Abstract

INTRODUCTION AND OBJECTIVES: Bladder cancer is the most expensive cancer to treat on a per-patient and per-death basis in the Medicare system, with an estimated financial burden of $3.98 billion/year. The majority of patients initially present with non-muscle invasive bladder cancer (NMIBC), requiring primary treatment and strict surveillance protocols. Previous studies have explored cost-effective strategies that maximize survival, but not quality of life (QOL). Our aim was to evaluate the cost of NMIBC in the context of quality of life. METHODS: We reviewed our IRB-approved Columbia University Urologic Oncology Database for patients with an initial diagnosis of NMIBC from 2004-2012. One hundred patients were randomly selected, and the costs of all diagnostics, intravesical therapy (IVT), surgeries, complications, and imaging were tallied utilizing internal billing and national Medicare estimates. QOL was assessed using utility estimates (patient-rated QOL for each possible health state), and the number of quality-adjusted life years (QALYs) was calculated by multiplying the utilities by the total time spent in that utility state and summing these values. Dividing the total average cost by the total average number of QALYs gained per patient gives the cost required to add one QALY. Patients were stratified into four treatment groups: 1) IVT cystectomy (RC); 2) IVT maintenance RC; 3) IVT maintenance; and 4) immediate RC. RESULTS: The patient cohort was 73% male, median age at diagnosis was 67 years (38-90) and median follow-up was 44 months (1.5-103.5). Figure 1 demonstrates that IVT maintenance adds the most QALYs and is the most cost-effective for overall survival and quality of life, requiring $8862 to add one QALY to one patient’s life.

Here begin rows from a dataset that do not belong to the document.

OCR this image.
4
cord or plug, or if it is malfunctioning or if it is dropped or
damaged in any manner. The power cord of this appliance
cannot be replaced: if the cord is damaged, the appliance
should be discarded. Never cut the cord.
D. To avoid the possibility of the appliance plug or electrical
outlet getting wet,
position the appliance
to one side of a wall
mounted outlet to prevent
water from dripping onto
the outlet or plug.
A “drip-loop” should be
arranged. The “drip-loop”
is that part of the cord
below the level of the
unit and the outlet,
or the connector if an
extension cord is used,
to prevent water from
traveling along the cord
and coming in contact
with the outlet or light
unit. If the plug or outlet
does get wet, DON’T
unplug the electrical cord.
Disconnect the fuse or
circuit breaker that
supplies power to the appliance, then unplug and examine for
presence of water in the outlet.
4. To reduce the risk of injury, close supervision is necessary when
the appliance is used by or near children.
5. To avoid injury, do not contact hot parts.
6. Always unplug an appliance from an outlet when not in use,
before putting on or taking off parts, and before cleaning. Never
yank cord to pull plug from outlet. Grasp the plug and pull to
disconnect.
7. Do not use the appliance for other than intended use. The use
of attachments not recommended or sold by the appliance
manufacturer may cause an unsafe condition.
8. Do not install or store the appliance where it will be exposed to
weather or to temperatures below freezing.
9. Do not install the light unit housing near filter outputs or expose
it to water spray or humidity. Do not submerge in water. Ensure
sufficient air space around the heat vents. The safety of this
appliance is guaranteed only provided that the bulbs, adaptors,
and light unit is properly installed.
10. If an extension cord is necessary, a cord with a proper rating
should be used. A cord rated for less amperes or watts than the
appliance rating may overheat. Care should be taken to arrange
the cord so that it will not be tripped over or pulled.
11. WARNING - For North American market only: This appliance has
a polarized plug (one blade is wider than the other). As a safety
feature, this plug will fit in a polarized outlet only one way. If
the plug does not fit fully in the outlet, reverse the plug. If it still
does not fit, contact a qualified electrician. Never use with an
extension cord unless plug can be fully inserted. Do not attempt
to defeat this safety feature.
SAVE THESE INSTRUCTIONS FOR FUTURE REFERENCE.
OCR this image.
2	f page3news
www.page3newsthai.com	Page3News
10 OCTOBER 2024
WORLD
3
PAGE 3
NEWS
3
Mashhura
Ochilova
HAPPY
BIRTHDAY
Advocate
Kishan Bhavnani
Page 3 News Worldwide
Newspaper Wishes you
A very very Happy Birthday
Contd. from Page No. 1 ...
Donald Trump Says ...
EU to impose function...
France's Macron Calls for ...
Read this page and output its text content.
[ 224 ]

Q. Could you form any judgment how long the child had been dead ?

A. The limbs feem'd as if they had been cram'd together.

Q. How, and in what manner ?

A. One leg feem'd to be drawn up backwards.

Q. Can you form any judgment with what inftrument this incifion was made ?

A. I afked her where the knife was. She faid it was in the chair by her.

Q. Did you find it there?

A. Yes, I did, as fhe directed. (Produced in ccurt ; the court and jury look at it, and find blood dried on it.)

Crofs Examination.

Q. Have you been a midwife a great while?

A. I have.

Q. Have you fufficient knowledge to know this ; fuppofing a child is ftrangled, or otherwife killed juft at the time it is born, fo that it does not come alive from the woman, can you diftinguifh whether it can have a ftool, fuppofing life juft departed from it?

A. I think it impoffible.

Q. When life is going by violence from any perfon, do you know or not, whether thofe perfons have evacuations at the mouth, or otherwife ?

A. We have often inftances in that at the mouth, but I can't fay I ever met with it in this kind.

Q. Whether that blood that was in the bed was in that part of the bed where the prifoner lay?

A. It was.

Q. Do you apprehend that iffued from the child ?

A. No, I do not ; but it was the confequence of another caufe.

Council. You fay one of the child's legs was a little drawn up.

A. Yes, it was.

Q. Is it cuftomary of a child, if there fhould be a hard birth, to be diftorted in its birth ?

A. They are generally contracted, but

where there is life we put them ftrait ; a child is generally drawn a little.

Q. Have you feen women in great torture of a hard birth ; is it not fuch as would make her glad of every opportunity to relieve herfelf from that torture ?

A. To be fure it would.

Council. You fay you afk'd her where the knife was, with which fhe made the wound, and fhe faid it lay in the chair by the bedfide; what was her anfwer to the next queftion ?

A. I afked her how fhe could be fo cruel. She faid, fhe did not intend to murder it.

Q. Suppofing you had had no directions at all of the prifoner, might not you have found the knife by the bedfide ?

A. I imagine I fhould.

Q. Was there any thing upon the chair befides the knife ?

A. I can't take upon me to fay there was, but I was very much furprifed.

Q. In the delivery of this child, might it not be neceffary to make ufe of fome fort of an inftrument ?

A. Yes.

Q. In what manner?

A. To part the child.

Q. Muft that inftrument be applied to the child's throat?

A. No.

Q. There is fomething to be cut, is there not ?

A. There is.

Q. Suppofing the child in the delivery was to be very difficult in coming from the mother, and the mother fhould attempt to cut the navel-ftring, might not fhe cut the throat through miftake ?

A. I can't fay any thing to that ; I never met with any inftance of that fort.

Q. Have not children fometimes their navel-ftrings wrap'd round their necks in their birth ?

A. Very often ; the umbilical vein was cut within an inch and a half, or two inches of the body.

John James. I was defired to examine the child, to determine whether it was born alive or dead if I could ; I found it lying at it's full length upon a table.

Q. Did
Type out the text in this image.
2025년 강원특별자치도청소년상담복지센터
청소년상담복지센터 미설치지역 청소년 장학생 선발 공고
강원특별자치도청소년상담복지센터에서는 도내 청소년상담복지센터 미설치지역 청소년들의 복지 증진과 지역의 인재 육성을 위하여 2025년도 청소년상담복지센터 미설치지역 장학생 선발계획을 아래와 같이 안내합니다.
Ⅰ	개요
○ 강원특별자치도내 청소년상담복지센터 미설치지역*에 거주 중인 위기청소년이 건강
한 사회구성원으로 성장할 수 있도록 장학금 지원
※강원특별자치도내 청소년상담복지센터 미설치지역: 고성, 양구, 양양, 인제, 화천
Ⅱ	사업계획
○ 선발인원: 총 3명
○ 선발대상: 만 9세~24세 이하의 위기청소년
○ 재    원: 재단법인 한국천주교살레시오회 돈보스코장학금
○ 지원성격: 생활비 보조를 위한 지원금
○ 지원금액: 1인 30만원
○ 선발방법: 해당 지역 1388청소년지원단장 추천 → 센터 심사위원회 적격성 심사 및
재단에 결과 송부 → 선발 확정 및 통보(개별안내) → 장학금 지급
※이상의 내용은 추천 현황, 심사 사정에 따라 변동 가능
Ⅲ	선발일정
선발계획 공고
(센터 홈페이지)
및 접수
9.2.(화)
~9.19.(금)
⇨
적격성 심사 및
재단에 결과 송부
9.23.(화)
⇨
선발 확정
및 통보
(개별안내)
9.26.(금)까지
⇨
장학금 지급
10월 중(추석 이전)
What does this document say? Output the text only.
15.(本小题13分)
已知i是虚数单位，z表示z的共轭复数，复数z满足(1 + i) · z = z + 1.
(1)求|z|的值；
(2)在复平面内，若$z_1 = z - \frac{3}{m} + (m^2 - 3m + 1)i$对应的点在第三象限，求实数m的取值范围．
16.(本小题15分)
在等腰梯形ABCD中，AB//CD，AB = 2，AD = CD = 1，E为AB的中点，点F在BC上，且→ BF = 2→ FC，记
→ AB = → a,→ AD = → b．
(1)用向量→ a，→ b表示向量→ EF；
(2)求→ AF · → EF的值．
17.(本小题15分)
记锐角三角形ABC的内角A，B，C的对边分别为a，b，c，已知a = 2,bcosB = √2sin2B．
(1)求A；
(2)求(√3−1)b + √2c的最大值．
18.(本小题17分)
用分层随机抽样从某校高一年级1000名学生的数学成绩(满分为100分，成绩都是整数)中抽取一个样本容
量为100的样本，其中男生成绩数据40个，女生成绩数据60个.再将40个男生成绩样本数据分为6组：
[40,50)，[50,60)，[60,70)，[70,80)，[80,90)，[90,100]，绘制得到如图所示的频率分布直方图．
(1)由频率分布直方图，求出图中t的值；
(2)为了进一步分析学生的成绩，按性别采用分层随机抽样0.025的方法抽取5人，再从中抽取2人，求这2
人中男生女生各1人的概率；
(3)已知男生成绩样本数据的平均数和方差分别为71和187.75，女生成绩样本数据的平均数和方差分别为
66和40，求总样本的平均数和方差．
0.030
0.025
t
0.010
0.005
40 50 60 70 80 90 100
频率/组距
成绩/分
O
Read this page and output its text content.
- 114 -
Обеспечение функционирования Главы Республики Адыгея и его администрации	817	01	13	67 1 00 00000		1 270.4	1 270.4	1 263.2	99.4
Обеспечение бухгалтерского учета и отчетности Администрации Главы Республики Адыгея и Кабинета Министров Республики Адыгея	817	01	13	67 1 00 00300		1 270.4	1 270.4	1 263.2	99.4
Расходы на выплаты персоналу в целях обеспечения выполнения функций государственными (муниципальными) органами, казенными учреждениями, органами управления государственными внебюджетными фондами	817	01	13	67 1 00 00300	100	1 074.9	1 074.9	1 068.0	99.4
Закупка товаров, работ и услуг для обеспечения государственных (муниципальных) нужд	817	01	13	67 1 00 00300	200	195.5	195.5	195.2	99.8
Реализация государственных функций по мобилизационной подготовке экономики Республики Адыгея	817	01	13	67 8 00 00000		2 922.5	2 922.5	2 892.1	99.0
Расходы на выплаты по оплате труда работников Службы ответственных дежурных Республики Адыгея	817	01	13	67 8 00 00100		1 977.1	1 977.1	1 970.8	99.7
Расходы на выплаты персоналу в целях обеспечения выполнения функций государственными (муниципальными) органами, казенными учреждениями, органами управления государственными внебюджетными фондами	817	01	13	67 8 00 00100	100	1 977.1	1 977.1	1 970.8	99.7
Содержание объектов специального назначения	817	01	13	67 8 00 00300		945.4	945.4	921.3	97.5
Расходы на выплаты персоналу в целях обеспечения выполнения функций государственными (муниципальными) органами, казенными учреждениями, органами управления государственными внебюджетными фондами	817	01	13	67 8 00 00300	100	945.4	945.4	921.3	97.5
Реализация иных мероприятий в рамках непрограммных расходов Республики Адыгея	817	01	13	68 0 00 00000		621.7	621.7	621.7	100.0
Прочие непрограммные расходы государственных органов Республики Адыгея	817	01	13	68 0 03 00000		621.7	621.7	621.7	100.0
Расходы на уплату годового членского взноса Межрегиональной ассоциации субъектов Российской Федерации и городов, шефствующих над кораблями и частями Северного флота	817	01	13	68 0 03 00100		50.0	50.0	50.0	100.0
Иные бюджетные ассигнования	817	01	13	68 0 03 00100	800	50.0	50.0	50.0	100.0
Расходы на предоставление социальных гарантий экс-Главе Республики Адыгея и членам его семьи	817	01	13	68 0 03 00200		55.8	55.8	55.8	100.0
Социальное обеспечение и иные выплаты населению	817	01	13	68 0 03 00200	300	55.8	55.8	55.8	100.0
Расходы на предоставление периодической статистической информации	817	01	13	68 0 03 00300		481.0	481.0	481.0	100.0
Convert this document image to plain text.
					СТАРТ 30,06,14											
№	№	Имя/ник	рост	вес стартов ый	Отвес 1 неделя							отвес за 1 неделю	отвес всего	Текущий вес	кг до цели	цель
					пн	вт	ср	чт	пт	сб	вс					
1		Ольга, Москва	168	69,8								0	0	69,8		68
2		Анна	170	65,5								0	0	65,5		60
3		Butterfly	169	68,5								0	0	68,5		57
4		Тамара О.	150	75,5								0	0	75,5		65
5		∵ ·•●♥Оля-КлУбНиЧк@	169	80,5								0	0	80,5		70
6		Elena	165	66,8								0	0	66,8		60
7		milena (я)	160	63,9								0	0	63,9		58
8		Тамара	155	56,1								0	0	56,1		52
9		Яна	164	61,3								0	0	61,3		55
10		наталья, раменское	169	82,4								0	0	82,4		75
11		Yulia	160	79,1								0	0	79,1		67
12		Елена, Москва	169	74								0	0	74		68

The other three treatment strategies were approximately equal, with IVT maintenance delayed RC being the least cost-effective, at $21158/QALY. CONCLUSIONS: Treating NMIBC with IVT maintenance adds the most QALYs compared with treatments involving cystectomy. Therefore, delaying cystectomy with additional maintenance therapy may be the most cost-effective option (if medically advisable), since it has the potential to add QALY at low cost, and late RC costs no more than early RC to add the same QALY.